May, 2022

Tuesday, May 10, 2022 | 02:00 pm

The Heirs of Malintzin: Gendered Hierarchies in the “Spiritual Conquest” of Sinaloa

Jason Dyck , University of Western Ontario

After his death in 1594, Jesuits hailed Gonzalo de Tapia as a proto-martyr of their missions in northwestern New Spain. They did not do the same for María, Tapia’s Indigenous translator who died together with him on the same day in Tovoropa. In this talk, I offer a reconstruction of María’s life by piecing together references to her in Jesuit letters, anuas, relations, and manuscript histories. Questioning the gendered hierarchies of mission histories, I argue that María’s life highlights the important yet often overlooked roles Indigenous women played as lay missionaries in the evangelization of Sinaloa in the late sixteenth and early seventeenth centuries. Jason Dyck is a historian of the early modern Spanish world and a Teaching and Learning Librarian at the University of Western Ontario. His research focuses on religion, missionary work, sacred history, and Jesuit historiography in colonial Latin America. Image Source: Bernardino de Sahagún et al, Malinche Translating from Palace Roof Top in Florentine Codex, 1570-1585, Biblioteca Medicea Laurenziana, Italy.

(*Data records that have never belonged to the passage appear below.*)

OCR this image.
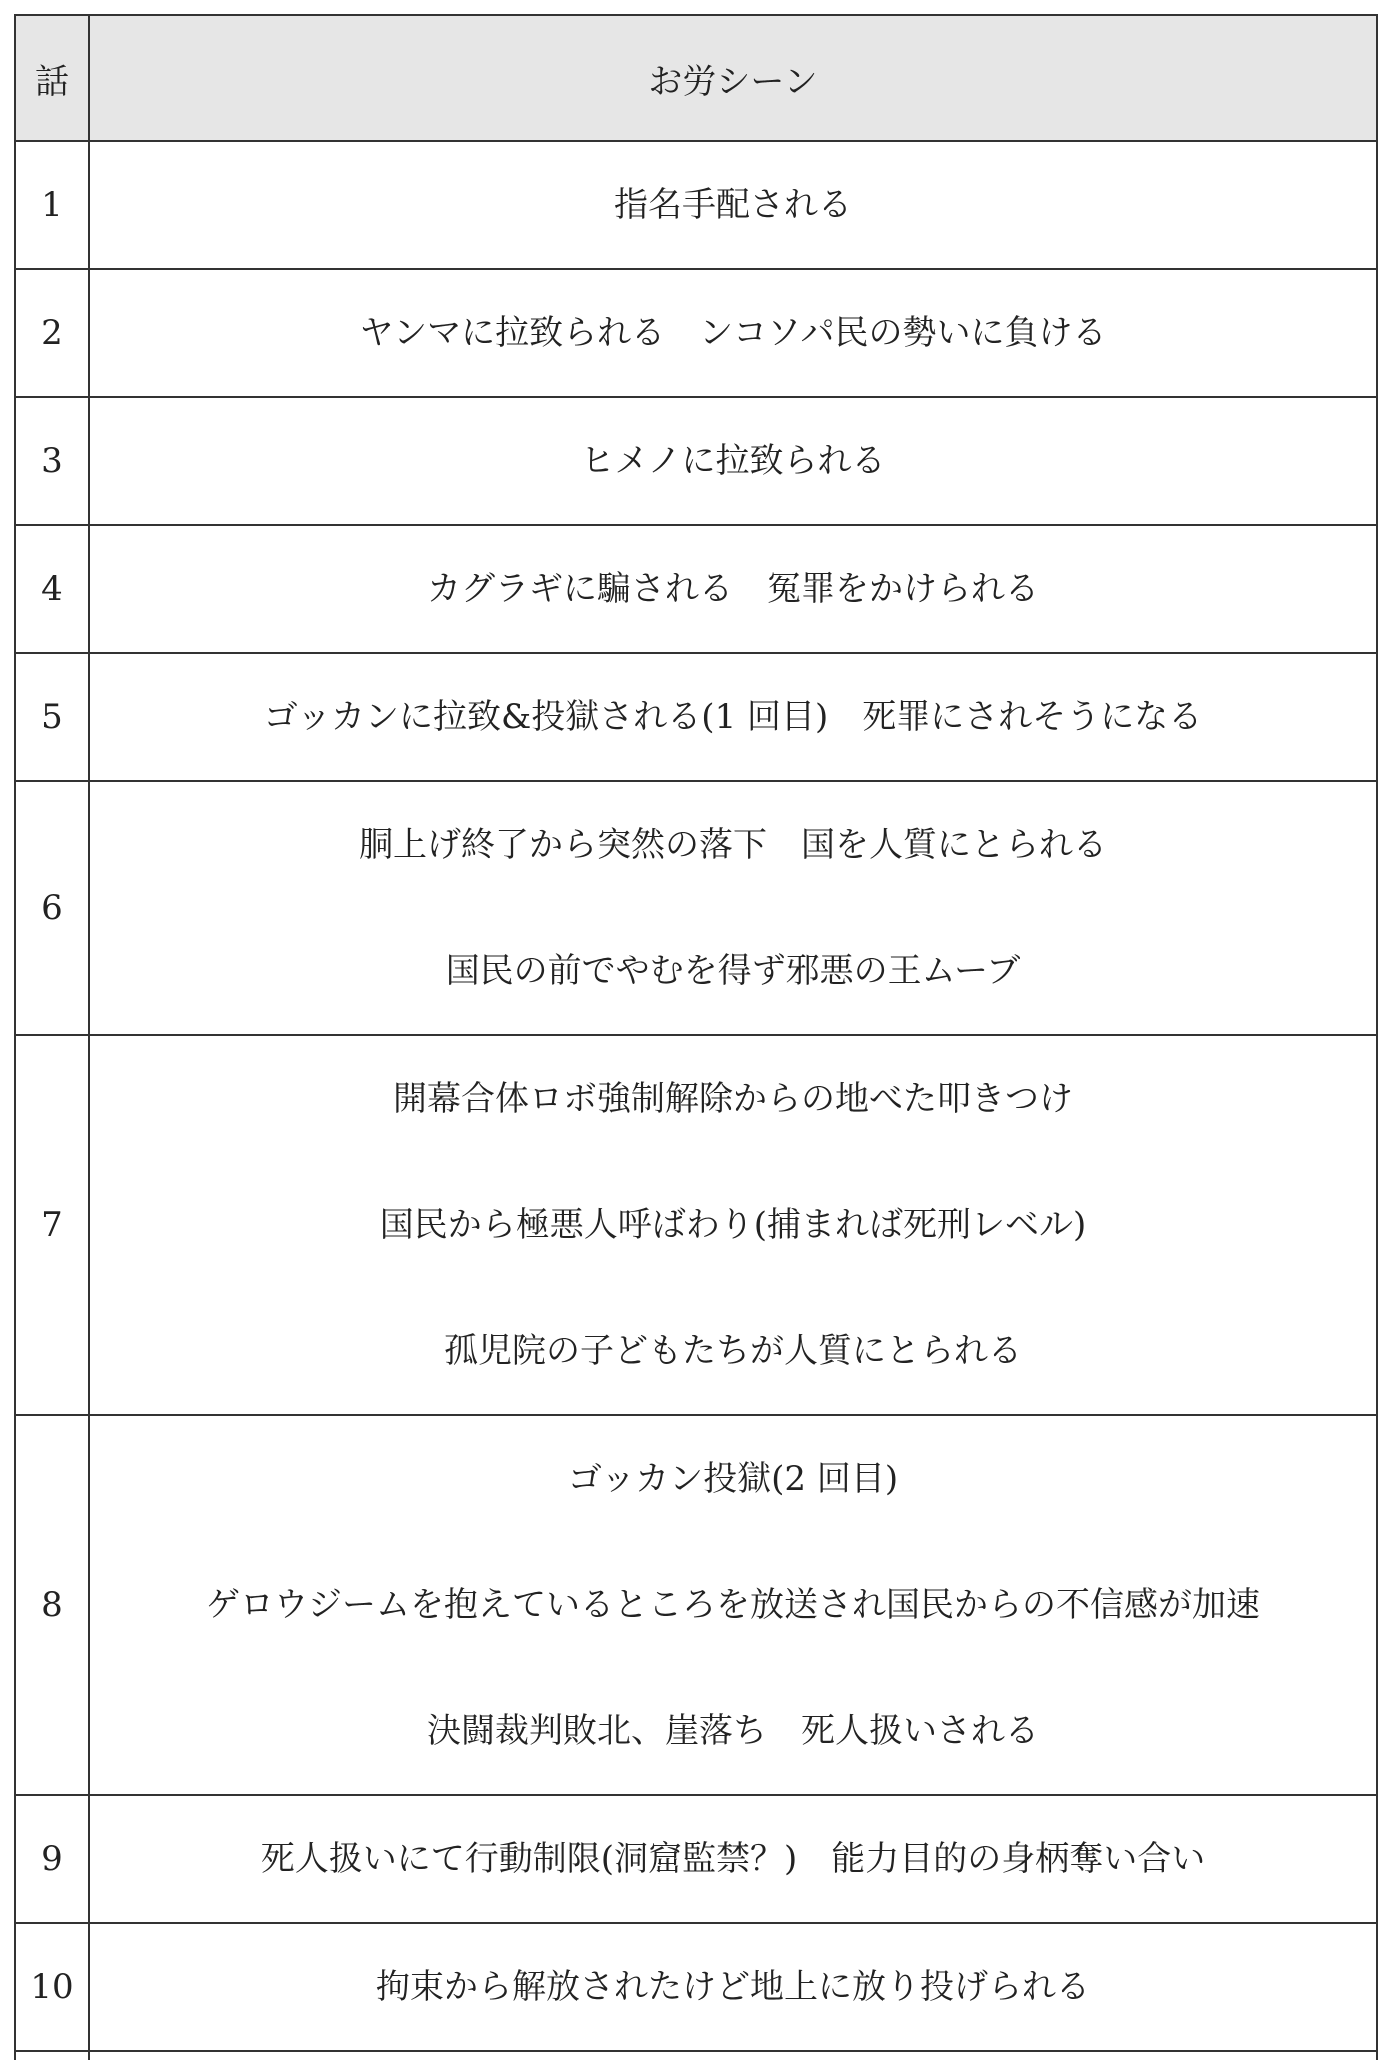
話	お労シーン
1	指名手配される

2	ヤンマに拉致られる　ンコソパ民の勢いに負ける

3	ヒメノに拉致られる

4	カグラギに騙される　冤罪をかけられる

5	ゴッカンに拉致&投獄される(1 回目)　死罪にされそうになる

6	胴上げ終了から突然の落下　国を人質にとられる
国民の前でやむを得ず邪悪の王ムーブ

7	開幕合体ロボ強制解除からの地べた叩きつけ
国民から極悪人呼ばわり(捕まれば死刑レベル)
孤児院の子どもたちが人質にとられる

8	ゴッカン投獄(2 回目)
ゲロウジームを抱えているところを放送され国民からの不信感が加速
決闘裁判敗北、崖落ち　死人扱いされる

9	死人扱いにて行動制限(洞窟監禁？)　能力目的の身柄奪い合い

10	拘束から解放されたけど地上に放り投げられる
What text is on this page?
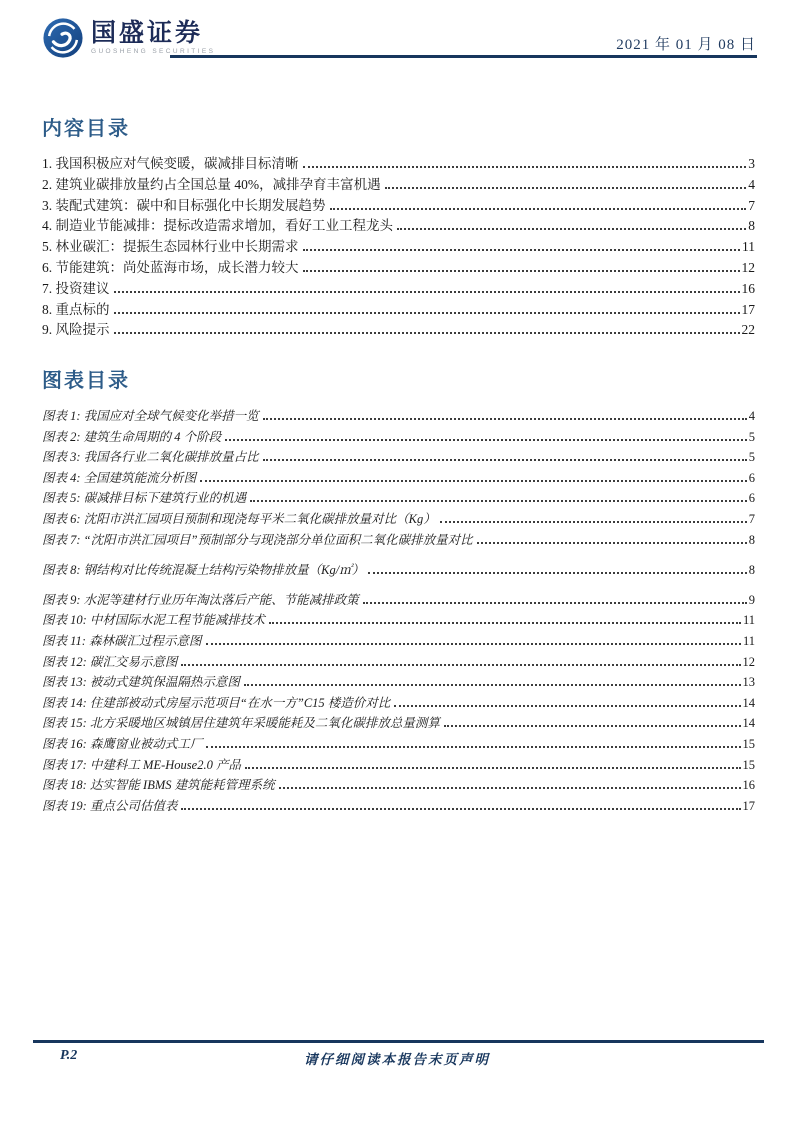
国盛证券
GUOSHENG SECURITIES	2021 年 01 月 08 日
内容目录
1. 我国积极应对气候变暖，碳减排目标清晰	3
2. 建筑业碳排放量约占全国总量 40%，减排孕育丰富机遇	4
3. 装配式建筑：碳中和目标强化中长期发展趋势	7
4. 制造业节能减排：提标改造需求增加，看好工业工程龙头	8
5. 林业碳汇：提振生态园林行业中长期需求	11
6. 节能建筑：尚处蓝海市场，成长潜力较大	12
7. 投资建议	16
8. 重点标的	17
9. 风险提示	22
图表目录
图表 1: 我国应对全球气候变化举措一览	4
图表 2: 建筑生命周期的 4 个阶段	5
图表 3: 我国各行业二氧化碳排放量占比	5
图表 4: 全国建筑能流分析图	6
图表 5: 碳减排目标下建筑行业的机遇	6
图表 6: 沈阳市洪汇园项目预制和现浇每平米二氧化碳排放量对比（Kg）	7
图表 7: “沈阳市洪汇园项目”预制部分与现浇部分单位面积二氧化碳排放量对比	8
图表 8: 钢结构对比传统混凝土结构污染物排放量（Kg/㎡）	8
图表 9: 水泥等建材行业历年淘汰落后产能、节能减排政策	9
图表 10: 中材国际水泥工程节能减排技术	11
图表 11: 森林碳汇过程示意图	11
图表 12: 碳汇交易示意图	12
图表 13: 被动式建筑保温隔热示意图	13
图表 14: 住建部被动式房屋示范项目“在水一方”C15 楼造价对比	14
图表 15: 北方采暖地区城镇居住建筑年采暖能耗及二氧化碳排放总量测算	14
图表 16: 森鹰窗业被动式工厂	15
图表 17: 中建科工 ME-House2.0 产品	15
图表 18: 达实智能 IBMS 建筑能耗管理系统	16
图表 19: 重点公司估值表	17
P.2	请仔细阅读本报告末页声明
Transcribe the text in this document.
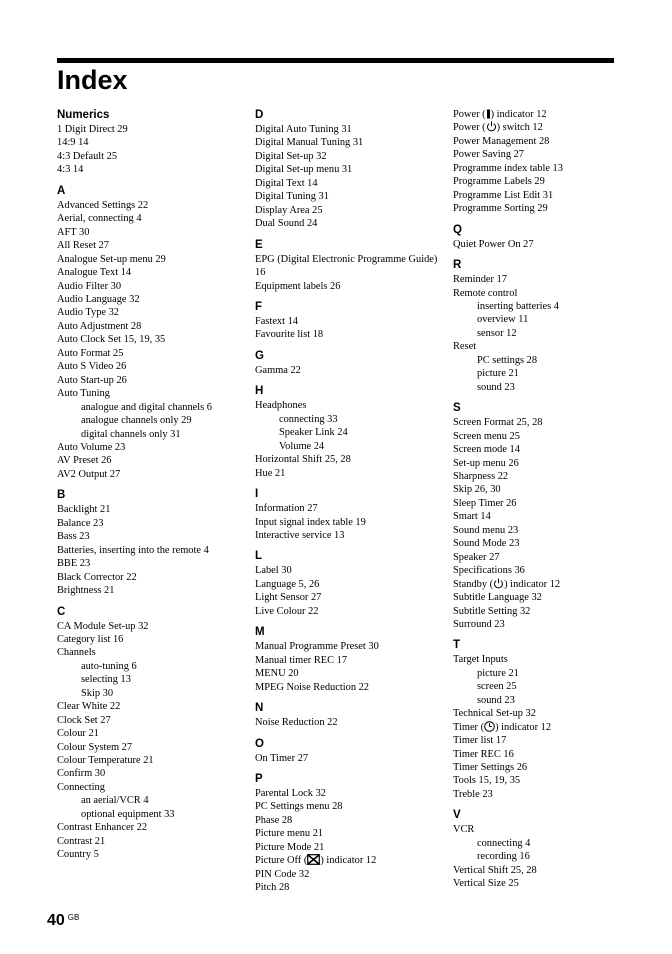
Index
Numerics
1 Digit Direct 29
14:9 14
4:3 Default 25
4:3 14
A
Advanced Settings 22
Aerial, connecting 4
AFT 30
All Reset 27
Analogue Set-up menu 29
Analogue Text 14
Audio Filter 30
Audio Language 32
Audio Type 32
Auto Adjustment 28
Auto Clock Set 15, 19, 35
Auto Format 25
Auto S Video 26
Auto Start-up 26
Auto Tuning
analogue and digital channels 6
analogue channels only 29
digital channels only 31
Auto Volume 23
AV Preset 26
AV2 Output 27
B
Backlight 21
Balance 23
Bass 23
Batteries, inserting into the remote 4
BBE 23
Black Corrector 22
Brightness 21
C
CA Module Set-up 32
Category list 16
Channels
auto-tuning 6
selecting 13
Skip 30
Clear White 22
Clock Set 27
Colour 21
Colour System 27
Colour Temperature 21
Confirm 30
Connecting
an aerial/VCR 4
optional equipment 33
Contrast Enhancer 22
Contrast 21
Country 5
D
Digital Auto Tuning 31
Digital Manual Tuning 31
Digital Set-up 32
Digital Set-up menu 31
Digital Text 14
Digital Tuning 31
Display Area 25
Dual Sound 24
E
EPG (Digital Electronic Programme Guide) 16
Equipment labels 26
F
Fastext 14
Favourite list 18
G
Gamma 22
H
Headphones
connecting 33
Speaker Link 24
Volume 24
Horizontal Shift 25, 28
Hue 21
I
Information 27
Input signal index table 19
Interactive service 13
L
Label 30
Language 5, 26
Light Sensor 27
Live Colour 22
M
Manual Programme Preset 30
Manual timer REC 17
MENU 20
MPEG Noise Reduction 22
N
Noise Reduction 22
O
On Timer 27
P
Parental Lock 32
PC Settings menu 28
Phase 28
Picture menu 21
Picture Mode 21
Picture Off ( ) indicator 12
PIN Code 32
Pitch 28
Power ( ) indicator 12
Power ( ) switch 12
Power Management 28
Power Saving 27
Programme index table 13
Programme Labels 29
Programme List Edit 31
Programme Sorting 29
Q
Quiet Power On 27
R
Reminder 17
Remote control
inserting batteries 4
overview 11
sensor 12
Reset
PC settings 28
picture 21
sound 23
S
Screen Format 25, 28
Screen menu 25
Screen mode 14
Set-up menu 26
Sharpness 22
Skip 26, 30
Sleep Timer 26
Smart 14
Sound menu 23
Sound Mode 23
Speaker 27
Specifications 36
Standby ( ) indicator 12
Subtitle Language 32
Subtitle Setting 32
Surround 23
T
Target Inputs
picture 21
screen 25
sound 23
Technical Set-up 32
Timer ( ) indicator 12
Timer list 17
Timer REC 16
Timer Settings 26
Tools 15, 19, 35
Treble 23
V
VCR
connecting 4
recording 16
Vertical Shift 25, 28
Vertical Size 25
40 $^{GB}$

Friday, May 13, 2022 | 01:30 pm

Spring 2022 LAS Convocation Ceremony

The convocation is a departmental event that is held in addition to the University-sponsored commencement. At convocation, each graduating student will be recognized, given a few minutes to say a few words about their time in the program, and will receive a certificate from the LAS program. The event concludes with a reception. This year's keynote speaker will be Dr. Luis Herran Avila, UNM Assistant Professor of History and this year’s recipient of the LAS Outstanding Faculty Award.